I'd seen Franz Ferdinand several years ago at a club, so it was great to see them rockin' a big stage supporting Green Day.
In a lot of ways, I thought that Franz Ferdinand's performance was a great warm-up for Green Day. While the band didn't move around that much during the alloted two-song the press photographed, the lighting kept us on our toes.
This live performance started out with lots of deep color washes – red and blue – that were punctuated by flare-ups of white light from high above.
For the most part, the white-light took the form of rimlighting more than anything, casting hot spots and sharp accents on the band members. I was very happy to see that, at least for some segments of the set, there was a good amount of haze on the stage to pick up this backlighting and give the set a touch more atmosphere. It's all too often that openers get such a spartan treatment that these little details are always appreciated.

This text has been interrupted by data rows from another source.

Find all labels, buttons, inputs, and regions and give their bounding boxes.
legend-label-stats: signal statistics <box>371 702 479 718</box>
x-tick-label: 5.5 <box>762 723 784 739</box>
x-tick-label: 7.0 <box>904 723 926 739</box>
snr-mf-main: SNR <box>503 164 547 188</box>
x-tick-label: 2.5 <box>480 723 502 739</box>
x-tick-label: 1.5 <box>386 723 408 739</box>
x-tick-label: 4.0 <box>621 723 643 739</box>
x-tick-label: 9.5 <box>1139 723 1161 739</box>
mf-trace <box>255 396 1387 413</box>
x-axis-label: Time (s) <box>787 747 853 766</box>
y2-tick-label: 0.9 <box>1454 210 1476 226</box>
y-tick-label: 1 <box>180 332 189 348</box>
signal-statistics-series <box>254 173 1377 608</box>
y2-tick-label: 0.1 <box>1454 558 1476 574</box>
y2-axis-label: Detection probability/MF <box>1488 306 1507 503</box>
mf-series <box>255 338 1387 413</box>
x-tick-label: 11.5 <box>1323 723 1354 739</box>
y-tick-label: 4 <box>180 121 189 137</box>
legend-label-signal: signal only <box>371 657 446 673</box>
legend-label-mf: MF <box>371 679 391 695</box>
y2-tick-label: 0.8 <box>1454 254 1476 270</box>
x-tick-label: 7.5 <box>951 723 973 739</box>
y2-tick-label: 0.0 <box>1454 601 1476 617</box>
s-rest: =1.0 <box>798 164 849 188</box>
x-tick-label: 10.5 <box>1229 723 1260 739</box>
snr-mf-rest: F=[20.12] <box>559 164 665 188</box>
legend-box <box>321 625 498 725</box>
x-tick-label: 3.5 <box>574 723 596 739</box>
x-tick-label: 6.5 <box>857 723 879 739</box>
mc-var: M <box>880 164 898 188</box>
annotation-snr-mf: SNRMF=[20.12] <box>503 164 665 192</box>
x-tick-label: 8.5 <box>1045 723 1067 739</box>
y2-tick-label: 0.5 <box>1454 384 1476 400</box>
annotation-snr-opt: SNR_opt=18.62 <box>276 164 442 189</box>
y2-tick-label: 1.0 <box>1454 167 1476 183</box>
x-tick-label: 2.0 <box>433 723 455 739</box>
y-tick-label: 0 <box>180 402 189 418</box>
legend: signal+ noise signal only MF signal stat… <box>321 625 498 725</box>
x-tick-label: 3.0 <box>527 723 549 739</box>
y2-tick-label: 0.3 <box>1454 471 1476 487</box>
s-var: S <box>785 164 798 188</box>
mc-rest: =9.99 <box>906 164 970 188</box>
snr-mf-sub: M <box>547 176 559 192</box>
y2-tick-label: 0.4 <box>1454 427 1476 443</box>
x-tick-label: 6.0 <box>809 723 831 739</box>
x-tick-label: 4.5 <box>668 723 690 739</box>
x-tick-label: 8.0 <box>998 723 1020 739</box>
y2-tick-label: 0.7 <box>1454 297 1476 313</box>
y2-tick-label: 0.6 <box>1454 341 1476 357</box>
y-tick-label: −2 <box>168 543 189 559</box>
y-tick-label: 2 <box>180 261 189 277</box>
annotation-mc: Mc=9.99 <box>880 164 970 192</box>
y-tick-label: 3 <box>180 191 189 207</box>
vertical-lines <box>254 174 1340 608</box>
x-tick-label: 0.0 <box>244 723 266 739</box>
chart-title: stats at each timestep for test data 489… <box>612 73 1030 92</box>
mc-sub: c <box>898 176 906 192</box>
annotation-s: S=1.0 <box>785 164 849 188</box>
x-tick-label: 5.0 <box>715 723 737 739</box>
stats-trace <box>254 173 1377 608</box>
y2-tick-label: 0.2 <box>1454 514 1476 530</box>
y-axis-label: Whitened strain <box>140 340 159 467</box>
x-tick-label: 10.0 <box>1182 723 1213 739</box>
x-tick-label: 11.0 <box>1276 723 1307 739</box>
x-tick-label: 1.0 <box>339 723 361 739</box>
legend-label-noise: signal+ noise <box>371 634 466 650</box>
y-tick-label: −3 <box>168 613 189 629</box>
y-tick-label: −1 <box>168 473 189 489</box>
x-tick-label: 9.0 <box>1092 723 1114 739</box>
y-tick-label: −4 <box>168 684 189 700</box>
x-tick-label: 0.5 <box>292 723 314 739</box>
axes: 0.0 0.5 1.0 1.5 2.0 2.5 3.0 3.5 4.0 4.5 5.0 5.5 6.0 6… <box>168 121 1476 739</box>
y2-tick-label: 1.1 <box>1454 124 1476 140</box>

The catwalk that Green Day utilized for their set was in place and divided the photo pit. The ramp was just long enough and narrow enough that it made getting from one side of the stage to another too tricky to do often, so I ended up photographing the set from stage right for the first song and then running over to stage left for a hot minute during the second song.
Back to the lighting of this set, I think it touches on an important part of concert photography, which is that people only see what you show them. Five out of the ten shots in this show bright white light in some form (six if you count the rimlighting in #6), when in fact the proportion of white light for the set was very, very slim.
I often get comments that the lighting is great at the concerts I photograph, but this is only half-true. What's more fully-accurate is simply that I press the button when the light looks good.
If there's only 10-seconds of great light during your three songs, make it count.